Vingt-cinq ans plus tard, des analystes estiment qu’Oslo n’a pas été un échec : l’accord a en effet offert à Israël une formule pour bloquer l’émergence d’un État palestinien et renforcer son occupation
Le président de l’OLP Yasser Arafat tend la main en direction du Premier ministre israélien Yitzhak Rabin après la signature de l’accord de paix d’Oslo, en septembre 1993 (Reuters)

Il n’y a pas eu de cérémonie d’anniversaire cette semaine pour marquer la signature du premier accord d’Oslo à Washington il y a 25 ans. C’est un jubilé d’argent pour lequel il n’y a pas de fêtes de rue, pas de tasses commémoratives, pas de pièces de monnaie spécialement frappées.

Les Palestiniens ont pratiquement ignoré cet anniversaire historique, alors que la commémoration d’Israël n’était rien d’autre qu’une poignée de malheureux articles dans la presse israélienne sur ce qui a mal tourné.

« Oslo n’est jamais mort. Il continue de faire aujourd’hui exactement ce pour quoi il a été créé »

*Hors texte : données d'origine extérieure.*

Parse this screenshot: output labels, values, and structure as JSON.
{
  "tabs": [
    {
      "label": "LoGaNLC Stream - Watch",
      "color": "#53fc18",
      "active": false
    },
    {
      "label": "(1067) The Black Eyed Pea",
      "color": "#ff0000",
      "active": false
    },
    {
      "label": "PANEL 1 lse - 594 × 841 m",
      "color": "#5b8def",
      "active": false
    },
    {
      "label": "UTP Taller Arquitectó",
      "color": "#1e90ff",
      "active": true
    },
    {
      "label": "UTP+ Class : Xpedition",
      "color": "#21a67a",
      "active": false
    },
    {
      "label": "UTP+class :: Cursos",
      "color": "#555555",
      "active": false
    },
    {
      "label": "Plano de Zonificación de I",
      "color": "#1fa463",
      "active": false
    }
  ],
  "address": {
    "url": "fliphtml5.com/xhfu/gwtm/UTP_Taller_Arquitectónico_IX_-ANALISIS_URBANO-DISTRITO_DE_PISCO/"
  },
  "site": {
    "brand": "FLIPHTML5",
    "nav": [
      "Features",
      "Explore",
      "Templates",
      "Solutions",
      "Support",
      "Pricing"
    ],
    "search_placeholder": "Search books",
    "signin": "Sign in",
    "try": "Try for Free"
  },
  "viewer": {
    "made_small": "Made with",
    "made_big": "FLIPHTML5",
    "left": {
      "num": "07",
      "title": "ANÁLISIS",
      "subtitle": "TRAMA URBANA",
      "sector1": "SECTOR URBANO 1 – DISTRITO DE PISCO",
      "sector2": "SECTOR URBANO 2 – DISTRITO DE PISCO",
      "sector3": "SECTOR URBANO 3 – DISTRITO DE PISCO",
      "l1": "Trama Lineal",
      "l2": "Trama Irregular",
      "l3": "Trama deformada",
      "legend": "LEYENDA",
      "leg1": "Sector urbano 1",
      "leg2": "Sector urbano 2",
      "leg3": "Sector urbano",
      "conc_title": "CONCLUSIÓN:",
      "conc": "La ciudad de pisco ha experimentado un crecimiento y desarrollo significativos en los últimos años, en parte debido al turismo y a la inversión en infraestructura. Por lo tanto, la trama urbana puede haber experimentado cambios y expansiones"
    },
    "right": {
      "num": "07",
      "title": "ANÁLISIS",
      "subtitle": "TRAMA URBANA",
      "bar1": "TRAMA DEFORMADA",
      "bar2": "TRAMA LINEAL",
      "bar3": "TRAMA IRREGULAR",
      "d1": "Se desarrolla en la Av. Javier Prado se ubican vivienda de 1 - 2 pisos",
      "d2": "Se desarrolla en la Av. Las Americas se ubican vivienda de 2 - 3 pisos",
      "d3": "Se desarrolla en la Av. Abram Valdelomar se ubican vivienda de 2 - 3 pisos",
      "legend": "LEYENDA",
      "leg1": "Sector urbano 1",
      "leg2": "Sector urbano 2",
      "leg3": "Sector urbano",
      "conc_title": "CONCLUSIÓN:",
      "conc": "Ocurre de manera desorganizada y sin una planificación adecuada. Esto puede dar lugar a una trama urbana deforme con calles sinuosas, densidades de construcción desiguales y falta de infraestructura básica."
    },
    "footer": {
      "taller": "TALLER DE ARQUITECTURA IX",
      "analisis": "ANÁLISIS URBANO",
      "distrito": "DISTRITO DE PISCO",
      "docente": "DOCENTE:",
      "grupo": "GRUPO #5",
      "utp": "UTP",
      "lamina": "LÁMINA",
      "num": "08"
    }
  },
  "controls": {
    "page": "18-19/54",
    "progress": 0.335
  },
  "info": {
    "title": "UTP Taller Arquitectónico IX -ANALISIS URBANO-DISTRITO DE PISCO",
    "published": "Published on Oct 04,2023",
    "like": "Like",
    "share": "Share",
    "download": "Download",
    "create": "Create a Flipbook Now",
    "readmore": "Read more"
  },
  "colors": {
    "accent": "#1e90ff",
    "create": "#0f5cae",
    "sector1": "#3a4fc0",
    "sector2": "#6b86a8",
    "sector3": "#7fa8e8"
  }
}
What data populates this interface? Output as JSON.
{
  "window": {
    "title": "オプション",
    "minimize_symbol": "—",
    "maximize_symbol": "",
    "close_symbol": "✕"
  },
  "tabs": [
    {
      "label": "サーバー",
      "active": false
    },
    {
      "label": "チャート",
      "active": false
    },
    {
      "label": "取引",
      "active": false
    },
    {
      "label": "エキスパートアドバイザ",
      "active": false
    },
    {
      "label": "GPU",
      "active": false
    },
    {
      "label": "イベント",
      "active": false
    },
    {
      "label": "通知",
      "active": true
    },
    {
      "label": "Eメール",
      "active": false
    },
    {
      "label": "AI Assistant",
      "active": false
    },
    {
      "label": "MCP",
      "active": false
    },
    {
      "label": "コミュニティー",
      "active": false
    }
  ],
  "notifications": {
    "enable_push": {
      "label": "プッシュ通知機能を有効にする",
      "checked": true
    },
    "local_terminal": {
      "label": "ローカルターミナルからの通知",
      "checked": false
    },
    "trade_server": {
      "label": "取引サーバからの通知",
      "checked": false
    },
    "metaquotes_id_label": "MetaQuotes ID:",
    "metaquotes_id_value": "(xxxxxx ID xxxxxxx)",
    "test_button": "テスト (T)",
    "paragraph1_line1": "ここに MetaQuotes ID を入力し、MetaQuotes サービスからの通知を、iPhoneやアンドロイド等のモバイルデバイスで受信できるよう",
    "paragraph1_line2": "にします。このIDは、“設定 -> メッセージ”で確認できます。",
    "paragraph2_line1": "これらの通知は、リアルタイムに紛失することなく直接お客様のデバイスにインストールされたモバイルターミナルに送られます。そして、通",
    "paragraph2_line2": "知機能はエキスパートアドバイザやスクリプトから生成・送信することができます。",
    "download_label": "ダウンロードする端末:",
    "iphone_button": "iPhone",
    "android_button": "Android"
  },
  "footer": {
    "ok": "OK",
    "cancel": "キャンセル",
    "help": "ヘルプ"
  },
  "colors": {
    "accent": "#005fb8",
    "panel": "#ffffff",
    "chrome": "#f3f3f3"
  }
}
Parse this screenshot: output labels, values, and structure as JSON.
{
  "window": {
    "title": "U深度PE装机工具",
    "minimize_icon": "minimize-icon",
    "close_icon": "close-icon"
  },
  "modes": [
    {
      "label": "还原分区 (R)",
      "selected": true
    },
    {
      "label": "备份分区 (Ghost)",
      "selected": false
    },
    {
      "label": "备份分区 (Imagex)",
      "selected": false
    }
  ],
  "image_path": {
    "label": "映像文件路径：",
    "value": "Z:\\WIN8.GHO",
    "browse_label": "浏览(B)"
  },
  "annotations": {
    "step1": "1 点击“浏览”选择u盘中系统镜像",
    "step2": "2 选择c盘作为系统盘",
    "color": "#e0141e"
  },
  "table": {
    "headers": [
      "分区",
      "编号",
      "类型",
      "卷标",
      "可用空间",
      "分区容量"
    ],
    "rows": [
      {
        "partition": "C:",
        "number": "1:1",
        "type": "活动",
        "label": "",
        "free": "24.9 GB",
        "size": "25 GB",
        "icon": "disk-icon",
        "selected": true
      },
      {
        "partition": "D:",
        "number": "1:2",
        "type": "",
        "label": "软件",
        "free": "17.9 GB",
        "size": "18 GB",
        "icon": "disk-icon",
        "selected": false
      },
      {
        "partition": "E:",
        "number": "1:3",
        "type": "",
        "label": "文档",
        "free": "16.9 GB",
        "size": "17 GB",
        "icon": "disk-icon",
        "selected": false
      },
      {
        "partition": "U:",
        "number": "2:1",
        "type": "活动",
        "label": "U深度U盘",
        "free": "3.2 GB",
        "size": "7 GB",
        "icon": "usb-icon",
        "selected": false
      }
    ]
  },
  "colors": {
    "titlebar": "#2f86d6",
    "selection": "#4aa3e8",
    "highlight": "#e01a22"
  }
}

– Diana Buttu, avocate palestinienne et ancienne conseillère de l’AP

L’événement le plus important est un documentaire, The Oslo Diaries (Au cœur des accords d’Oslo), diffusé à la télévision israélienne et dont la diffusion est prévue cette semaine aux États-Unis. Il retrace les événements entourant la création des accords de paix, signés par le dirigeant palestinien Yasser Arafat et le Premier ministre israélien Yitzhak Rabin à Washington le 13 septembre 1993.

L’euphorie engendrée par le processus de paix lancé par la Norvège, il y a un quart de siècle, semble désormais extrêmement déplacée selon la plupart des observateurs. Les retraits par étapes promis par Israël des territoires palestiniens occupés sont restés bloqués à un stade précoce.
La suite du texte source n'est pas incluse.